On the other side of the debate, taking the position that NDE’s are genuine spiritual occurrences, two heavily credentialed doctors published accounts of their own NDE’s. Dr. Mary Neal, the former director of spine surgery at USC, drowned in a kayak accident in Chile. To Heaven and Back tells the story of her arduous recovery and her claim that she went to heaven.
Proof of Heaven, by Dr. Eben Alexander, was a N.Y. Times best seller for 60 weeks. His story is difficult to dismiss. He is a neurosurgeon who was educated in thecountry’s most elite institutions. He taught at Duke, Harvard, and UVA. He devoted his life to science; he did not believe in God or an afterlife; and he viewed NDE’s as pure fantasy.
Then, at age 54, he contracted E coli bacterial meningitis, a rare disease that eats the brain’s cortex. It should have killed him, and it almost did. He languished in a coma for seven days. His doctors gave up hope and recommended to his wife that she pull the plug. At that moment he regained consciousness.
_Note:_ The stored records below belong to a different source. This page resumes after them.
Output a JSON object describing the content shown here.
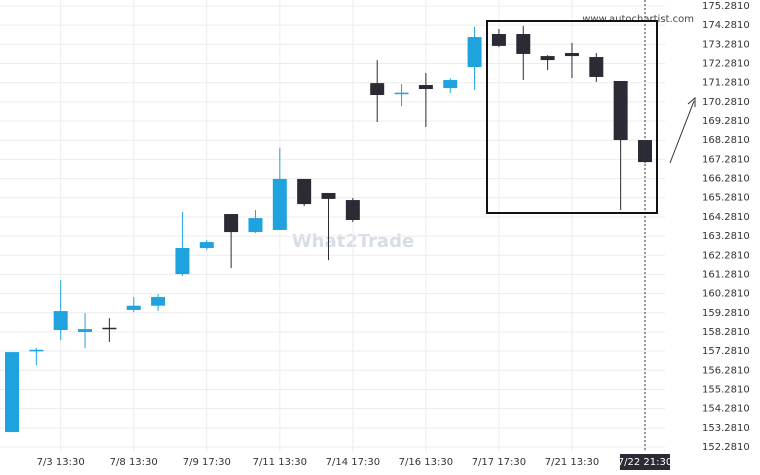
{
  "chart_data": {
    "type": "candlestick",
    "watermark": "What2Trade",
    "source": "www.autochartist.com",
    "categories": [
      null,
      null,
      "7/3 13:30",
      null,
      null,
      "7/8 13:30",
      null,
      null,
      "7/9 17:30",
      null,
      null,
      "7/11 13:30",
      null,
      null,
      "7/14 17:30",
      null,
      null,
      "7/16 13:30",
      null,
      null,
      "7/17 17:30",
      null,
      null,
      "7/21 13:30",
      null,
      null,
      "7/22 21:30"
    ],
    "open": [
      153.06,
      157.3,
      158.38,
      158.28,
      158.5,
      159.43,
      159.65,
      161.3,
      162.66,
      164.43,
      163.49,
      163.6,
      166.26,
      165.53,
      165.16,
      171.26,
      170.7,
      171.16,
      171.0,
      172.1,
      173.82,
      173.82,
      172.67,
      172.83,
      172.62,
      171.37,
      168.29
    ],
    "high": [
      157.23,
      157.45,
      160.99,
      159.27,
      159.0,
      160.1,
      160.26,
      164.53,
      163.07,
      164.43,
      164.64,
      167.87,
      166.26,
      165.53,
      165.27,
      172.46,
      171.21,
      171.79,
      171.52,
      174.19,
      174.08,
      174.24,
      172.72,
      173.35,
      172.83,
      171.37,
      168.29
    ],
    "low": [
      153.06,
      156.55,
      157.86,
      157.44,
      157.76,
      159.32,
      159.37,
      161.2,
      162.55,
      161.61,
      163.44,
      163.6,
      164.85,
      162.03,
      164.01,
      169.23,
      170.06,
      168.97,
      170.74,
      170.9,
      173.14,
      171.42,
      171.94,
      171.52,
      171.32,
      164.64,
      167.09
    ],
    "close": [
      157.23,
      157.35,
      159.37,
      158.43,
      158.46,
      159.65,
      160.1,
      162.66,
      162.97,
      163.49,
      164.22,
      166.26,
      164.95,
      165.22,
      164.12,
      170.64,
      170.76,
      170.95,
      171.42,
      173.66,
      173.2,
      172.78,
      172.46,
      172.67,
      171.58,
      168.29,
      167.14
    ],
    "up_color": "#1fa3de",
    "down_color": "#2b2b36",
    "ylim": [
      152.281,
      175.281
    ],
    "yticks": [
      {
        "value": 152.281,
        "label": "152.2810"
      },
      {
        "value": 153.281,
        "label": "153.2810"
      },
      {
        "value": 154.281,
        "label": "154.2810"
      },
      {
        "value": 155.281,
        "label": "155.2810"
      },
      {
        "value": 156.281,
        "label": "156.2810"
      },
      {
        "value": 157.281,
        "label": "157.2810"
      },
      {
        "value": 158.281,
        "label": "158.2810"
      },
      {
        "value": 159.281,
        "label": "159.2810"
      },
      {
        "value": 160.281,
        "label": "160.2810"
      },
      {
        "value": 161.281,
        "label": "161.2810"
      },
      {
        "value": 162.281,
        "label": "162.2810"
      },
      {
        "value": 163.281,
        "label": "163.2810"
      },
      {
        "value": 164.281,
        "label": "164.2810"
      },
      {
        "value": 165.281,
        "label": "165.2810"
      },
      {
        "value": 166.281,
        "label": "166.2810"
      },
      {
        "value": 167.281,
        "label": "167.2810"
      },
      {
        "value": 168.281,
        "label": "168.2810"
      },
      {
        "value": 169.281,
        "label": "169.2810"
      },
      {
        "value": 170.281,
        "label": "170.2810"
      },
      {
        "value": 171.281,
        "label": "171.2810"
      },
      {
        "value": 172.281,
        "label": "172.2810"
      },
      {
        "value": 173.281,
        "label": "173.2810"
      },
      {
        "value": 174.281,
        "label": "174.2810"
      },
      {
        "value": 175.281,
        "label": "175.2810"
      }
    ],
    "grid": true
  }
}
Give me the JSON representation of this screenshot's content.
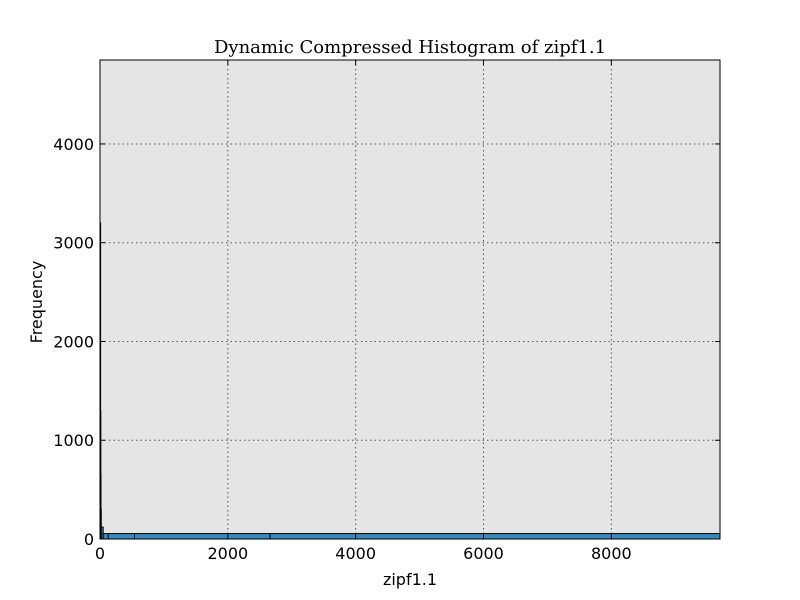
{
  "chart_data": {
    "type": "histogram",
    "title": "Dynamic Compressed Histogram of zipf1.1",
    "xlabel": "zipf1.1",
    "ylabel": "Frequency",
    "xlim": [
      0,
      9700
    ],
    "ylim": [
      0,
      4850
    ],
    "xticks": [
      "0",
      "2000",
      "4000",
      "6000",
      "8000"
    ],
    "xtick_values": [
      0,
      2000,
      4000,
      6000,
      8000
    ],
    "yticks": [
      "0",
      "1000",
      "2000",
      "3000",
      "4000"
    ],
    "ytick_values": [
      0,
      1000,
      2000,
      3000,
      4000
    ],
    "grid": true,
    "bins": [
      {
        "x0": 0,
        "x1": 3,
        "value": 3200
      },
      {
        "x0": 3,
        "x1": 6,
        "value": 1300
      },
      {
        "x0": 6,
        "x1": 10,
        "value": 650
      },
      {
        "x0": 10,
        "x1": 20,
        "value": 300
      },
      {
        "x0": 20,
        "x1": 50,
        "value": 120
      },
      {
        "x0": 50,
        "x1": 130,
        "value": 55
      },
      {
        "x0": 130,
        "x1": 540,
        "value": 55
      },
      {
        "x0": 540,
        "x1": 2660,
        "value": 55
      },
      {
        "x0": 2660,
        "x1": 9700,
        "value": 55
      }
    ],
    "colors": {
      "bar": "#348abd",
      "plot_bg": "#e5e5e5",
      "edge": "#000000"
    }
  }
}
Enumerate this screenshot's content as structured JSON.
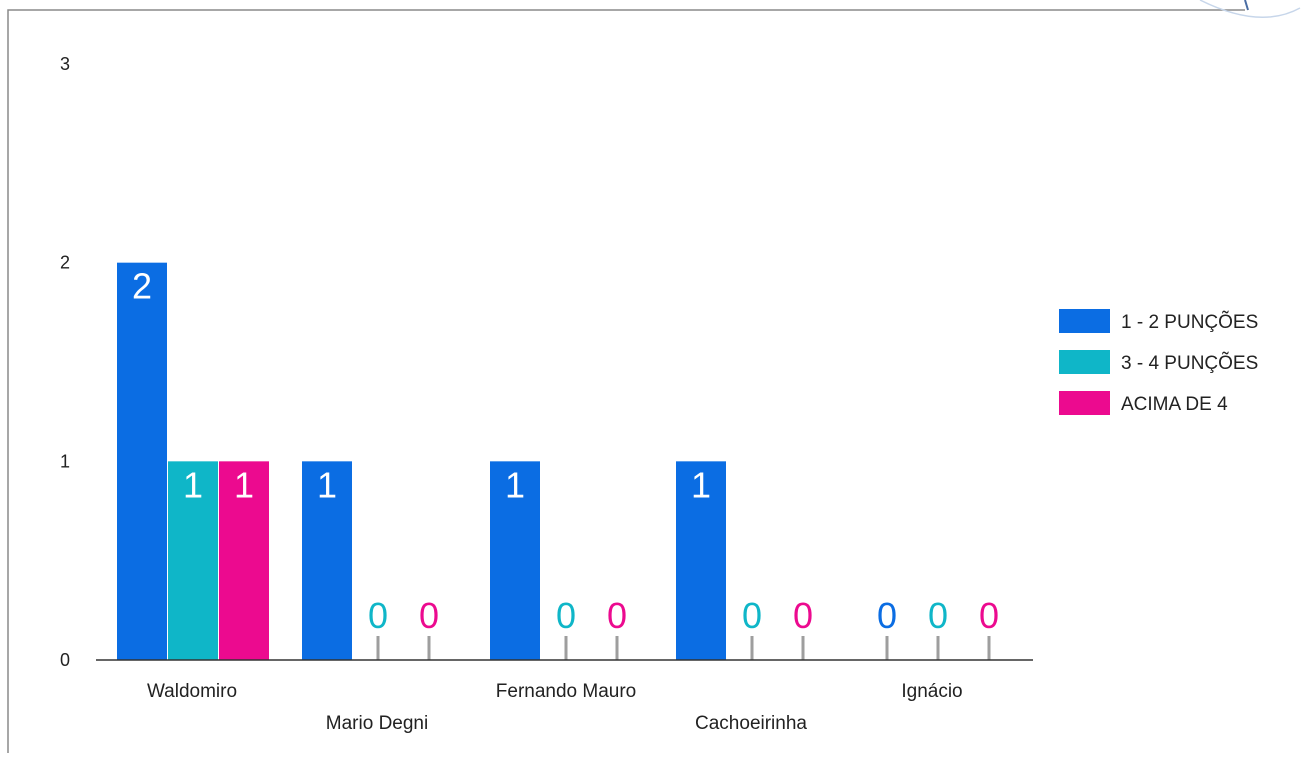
{
  "chart_data": {
    "type": "bar",
    "categories": [
      "Waldomiro",
      "Mario Degni",
      "Fernando Mauro",
      "Cachoeirinha",
      "Ignácio"
    ],
    "series": [
      {
        "name": "1 - 2 PUNÇÕES",
        "color": "#0b6de3",
        "values": [
          2,
          1,
          1,
          1,
          0
        ]
      },
      {
        "name": "3 - 4 PUNÇÕES",
        "color": "#0fb6c8",
        "values": [
          1,
          0,
          0,
          0,
          0
        ]
      },
      {
        "name": "ACIMA DE 4",
        "color": "#ec0a8f",
        "values": [
          1,
          0,
          0,
          0,
          0
        ]
      }
    ],
    "yticks": [
      "0",
      "1",
      "2",
      "3"
    ],
    "ylim": [
      0,
      3
    ],
    "title": "",
    "xlabel": "",
    "ylabel": "",
    "legend_position": "right",
    "grid": false
  }
}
He should be a vegetable today, but he recovered fully. That much is beyond astounding, but his story doesn’t end there. This formerly faithless man of science claims that he experienced a richly-detailed, lengthy encounter with God in heaven. As a leading neurosurgeon, he read his own medical charts and concluded that his brain registered no activity during his NDE, proving to him that it was not a cerebral hallucination. Consciousness exists independent of the body, he asserts.
Dr. Alexander’s claims have drawn enthusiastic critics. They generally accept the sincerity of his story and his expertise in interpreting his charts, but they argue that he could have experienced his NDE before his brain shut down or while it was coming back up, or that parts of his brain may have been intermittently active during his coma.
So what does all this boil down to? Is there reliable evidence of an afterlife?
I’m a skeptic, by nature. As with my dad’s faith, I’d like to believe, but my Inner Lawyer whispers in my ear, “We need proof beyond a reasonable doubt.”
Dr. Ritchie believed “with stupendous certainty” that he’d met the Son of God, but his sincerity isn’t proof. Dr. Alexander’s brain-wave charts come close, but there’s still wiggle room.
In researching NDE’s for this post, I was surprised by the scientific community’s intense interest in this debate. That, along with the rapid advance of medical technology, will likely provide irrefutable answers to these questions soon.
Until that day comes, my Inner Lawyer and I will continue to float along with our boat-load of doubts.
Post Script: Dr. Ritchie died for the last time in 2007 at his home in Irvington, Virginia, after a long battle with cancer. He was unafraid. “Death is nothing more than a doorway, something you walk through.” His words, not mine.